Sequencing-based RNA structure probing can generate transcriptome-wide profiles of RNA secondary structures. Sufficient structural coverage is needed to obtain unbiased insights about RNA structures and functions, yet probing methods often yield uneven coverage, with missing structural scores across many transcripts. To overcome this barrier, Tsinghua University researchers have developed StructureImpute, a deep learning framework inspired by depth completion from computer vision that integrates an RNA sequence with available RNA structural information of neighbouring nucleotides to infer missing structure scores. The researchers demonstrate the strong imputation performance of StructureImpute, with accuracy much superior to predictions based on RNA sequence alone. They also show that StructureImpute reliably reconstructs RNA structural patterns at biologically impactful RNA regulation regions, including protein-binding and RNA-modification sites. Strikingly, StructureImpute can use transfer learning to apply a model trained on one dataset to accurately infer missing structural scores in other datasets, even if they were generated with different technologies (for example, icSHAPE and DMS-seq).

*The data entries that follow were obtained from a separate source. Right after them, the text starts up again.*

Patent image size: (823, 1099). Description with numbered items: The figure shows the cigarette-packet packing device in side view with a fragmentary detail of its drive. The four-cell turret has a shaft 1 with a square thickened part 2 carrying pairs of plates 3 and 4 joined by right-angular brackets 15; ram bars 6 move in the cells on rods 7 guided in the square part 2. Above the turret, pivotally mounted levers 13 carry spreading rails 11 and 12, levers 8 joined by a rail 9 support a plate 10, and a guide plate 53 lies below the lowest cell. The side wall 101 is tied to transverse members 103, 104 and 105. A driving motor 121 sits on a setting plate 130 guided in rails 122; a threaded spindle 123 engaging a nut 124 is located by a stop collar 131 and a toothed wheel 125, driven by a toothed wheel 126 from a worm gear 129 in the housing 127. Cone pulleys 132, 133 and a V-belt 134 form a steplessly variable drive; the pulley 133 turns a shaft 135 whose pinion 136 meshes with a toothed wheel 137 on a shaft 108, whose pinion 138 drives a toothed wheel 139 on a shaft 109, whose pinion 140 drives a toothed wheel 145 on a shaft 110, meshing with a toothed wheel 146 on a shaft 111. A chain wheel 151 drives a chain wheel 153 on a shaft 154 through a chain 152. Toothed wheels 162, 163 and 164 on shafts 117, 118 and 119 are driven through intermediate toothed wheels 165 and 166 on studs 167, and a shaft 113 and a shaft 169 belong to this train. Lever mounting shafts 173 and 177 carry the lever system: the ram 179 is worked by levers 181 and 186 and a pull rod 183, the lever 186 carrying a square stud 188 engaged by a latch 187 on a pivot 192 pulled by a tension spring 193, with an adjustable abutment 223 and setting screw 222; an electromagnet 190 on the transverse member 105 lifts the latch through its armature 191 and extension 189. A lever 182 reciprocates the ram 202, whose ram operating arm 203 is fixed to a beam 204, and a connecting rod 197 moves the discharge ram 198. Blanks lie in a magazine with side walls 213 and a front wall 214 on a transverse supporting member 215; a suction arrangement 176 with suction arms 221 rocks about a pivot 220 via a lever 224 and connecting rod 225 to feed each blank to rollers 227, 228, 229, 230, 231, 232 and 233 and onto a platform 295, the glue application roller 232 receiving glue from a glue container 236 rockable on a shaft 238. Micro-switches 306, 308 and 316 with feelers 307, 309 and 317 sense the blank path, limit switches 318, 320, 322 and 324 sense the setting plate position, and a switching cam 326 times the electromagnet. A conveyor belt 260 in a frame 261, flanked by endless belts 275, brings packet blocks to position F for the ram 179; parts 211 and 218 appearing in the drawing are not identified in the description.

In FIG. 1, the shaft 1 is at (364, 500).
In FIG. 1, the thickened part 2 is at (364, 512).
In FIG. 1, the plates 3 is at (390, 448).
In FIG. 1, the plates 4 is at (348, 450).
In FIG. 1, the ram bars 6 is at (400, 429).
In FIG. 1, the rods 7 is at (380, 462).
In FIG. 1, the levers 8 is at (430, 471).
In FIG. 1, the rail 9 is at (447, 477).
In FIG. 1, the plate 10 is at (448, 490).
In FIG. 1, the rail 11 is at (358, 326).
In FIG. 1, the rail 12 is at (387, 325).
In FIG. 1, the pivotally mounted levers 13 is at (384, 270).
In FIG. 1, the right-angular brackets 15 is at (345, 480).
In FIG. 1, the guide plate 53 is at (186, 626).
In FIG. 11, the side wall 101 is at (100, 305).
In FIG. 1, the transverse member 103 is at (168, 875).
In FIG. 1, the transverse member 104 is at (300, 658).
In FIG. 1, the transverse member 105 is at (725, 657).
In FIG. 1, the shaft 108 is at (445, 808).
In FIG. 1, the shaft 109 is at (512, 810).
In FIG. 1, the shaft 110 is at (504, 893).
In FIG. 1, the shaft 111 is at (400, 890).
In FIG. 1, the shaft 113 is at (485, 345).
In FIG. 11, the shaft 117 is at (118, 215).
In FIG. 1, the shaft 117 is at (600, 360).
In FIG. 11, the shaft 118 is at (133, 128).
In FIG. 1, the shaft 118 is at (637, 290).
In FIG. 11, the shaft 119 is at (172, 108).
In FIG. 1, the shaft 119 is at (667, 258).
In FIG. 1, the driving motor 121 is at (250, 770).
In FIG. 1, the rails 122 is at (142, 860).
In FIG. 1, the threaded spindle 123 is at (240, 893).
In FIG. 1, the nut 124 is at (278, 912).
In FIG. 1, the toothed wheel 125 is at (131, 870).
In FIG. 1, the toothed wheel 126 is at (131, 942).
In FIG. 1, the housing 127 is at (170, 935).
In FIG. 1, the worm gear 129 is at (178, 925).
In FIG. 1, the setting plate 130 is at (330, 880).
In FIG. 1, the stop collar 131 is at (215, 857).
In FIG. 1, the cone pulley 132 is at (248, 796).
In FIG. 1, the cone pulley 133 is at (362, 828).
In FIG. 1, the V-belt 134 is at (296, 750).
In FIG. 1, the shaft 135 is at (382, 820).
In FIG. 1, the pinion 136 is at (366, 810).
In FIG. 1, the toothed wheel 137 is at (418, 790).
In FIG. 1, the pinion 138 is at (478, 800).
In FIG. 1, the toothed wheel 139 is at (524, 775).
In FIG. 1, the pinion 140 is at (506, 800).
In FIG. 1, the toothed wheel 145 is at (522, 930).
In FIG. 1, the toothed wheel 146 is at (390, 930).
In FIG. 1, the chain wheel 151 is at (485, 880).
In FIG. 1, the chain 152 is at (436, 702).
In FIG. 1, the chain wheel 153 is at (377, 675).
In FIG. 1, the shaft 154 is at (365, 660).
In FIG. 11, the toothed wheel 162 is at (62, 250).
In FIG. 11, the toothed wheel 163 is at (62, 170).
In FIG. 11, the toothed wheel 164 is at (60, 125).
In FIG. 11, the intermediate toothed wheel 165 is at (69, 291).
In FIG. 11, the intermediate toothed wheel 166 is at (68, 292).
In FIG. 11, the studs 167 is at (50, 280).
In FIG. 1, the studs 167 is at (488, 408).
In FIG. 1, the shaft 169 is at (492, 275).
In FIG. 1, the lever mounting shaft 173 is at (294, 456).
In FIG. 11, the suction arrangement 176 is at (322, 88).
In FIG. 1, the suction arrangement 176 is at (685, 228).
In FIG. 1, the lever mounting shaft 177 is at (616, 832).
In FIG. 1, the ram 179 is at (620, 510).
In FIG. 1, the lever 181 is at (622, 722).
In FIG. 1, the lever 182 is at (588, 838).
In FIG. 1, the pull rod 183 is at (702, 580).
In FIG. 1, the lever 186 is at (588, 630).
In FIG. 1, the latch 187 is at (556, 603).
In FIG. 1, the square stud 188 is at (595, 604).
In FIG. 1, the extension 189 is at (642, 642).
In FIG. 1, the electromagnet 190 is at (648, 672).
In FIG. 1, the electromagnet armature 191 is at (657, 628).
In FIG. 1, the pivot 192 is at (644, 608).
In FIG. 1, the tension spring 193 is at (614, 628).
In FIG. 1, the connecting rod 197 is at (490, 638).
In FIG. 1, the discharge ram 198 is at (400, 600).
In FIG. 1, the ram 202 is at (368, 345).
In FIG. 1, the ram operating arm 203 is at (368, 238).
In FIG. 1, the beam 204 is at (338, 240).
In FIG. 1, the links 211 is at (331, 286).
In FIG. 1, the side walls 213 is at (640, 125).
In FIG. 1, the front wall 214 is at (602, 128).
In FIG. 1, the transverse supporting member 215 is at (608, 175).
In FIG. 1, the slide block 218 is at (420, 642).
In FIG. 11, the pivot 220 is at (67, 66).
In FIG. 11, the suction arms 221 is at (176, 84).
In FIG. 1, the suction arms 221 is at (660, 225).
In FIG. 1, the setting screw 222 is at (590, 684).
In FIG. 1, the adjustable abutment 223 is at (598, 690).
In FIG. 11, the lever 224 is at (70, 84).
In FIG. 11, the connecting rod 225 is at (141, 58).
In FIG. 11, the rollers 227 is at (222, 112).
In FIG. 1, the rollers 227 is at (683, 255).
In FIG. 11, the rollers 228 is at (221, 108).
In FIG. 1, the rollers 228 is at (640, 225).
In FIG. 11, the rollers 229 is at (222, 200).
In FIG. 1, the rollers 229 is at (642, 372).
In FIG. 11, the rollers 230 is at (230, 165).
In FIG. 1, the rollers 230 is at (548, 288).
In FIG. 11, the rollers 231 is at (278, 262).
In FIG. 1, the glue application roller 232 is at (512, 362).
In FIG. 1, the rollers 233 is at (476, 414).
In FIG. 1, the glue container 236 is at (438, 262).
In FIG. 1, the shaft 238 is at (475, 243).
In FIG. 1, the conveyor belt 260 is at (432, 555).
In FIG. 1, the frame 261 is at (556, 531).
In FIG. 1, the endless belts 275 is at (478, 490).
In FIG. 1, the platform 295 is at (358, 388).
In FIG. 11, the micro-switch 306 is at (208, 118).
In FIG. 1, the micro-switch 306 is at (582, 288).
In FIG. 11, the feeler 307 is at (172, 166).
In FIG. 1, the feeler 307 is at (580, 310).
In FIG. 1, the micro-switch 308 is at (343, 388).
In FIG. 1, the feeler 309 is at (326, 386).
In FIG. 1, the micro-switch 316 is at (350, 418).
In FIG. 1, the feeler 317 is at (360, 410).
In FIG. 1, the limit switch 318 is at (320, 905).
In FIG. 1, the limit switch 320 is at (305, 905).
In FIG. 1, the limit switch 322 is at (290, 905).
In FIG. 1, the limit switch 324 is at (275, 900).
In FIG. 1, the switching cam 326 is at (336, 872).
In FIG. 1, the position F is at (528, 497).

The overall architecture of StructureImpute for RNA structural score imputation
StructureImpute consists of two input branches: an RNA sequence branch and a structural score branch. Each branch connects with a convolution layer, a residual block and an LSTM block, then merged into a fully connected layer by element-wise multiplication. Finally the output is transformed with a sigmoid function. ReLU, rectified linear unit.
Availability – Code used for training models and performing analyses are available from GitHub (https://github.com/Tsinghua-gongjing/StructureImpute)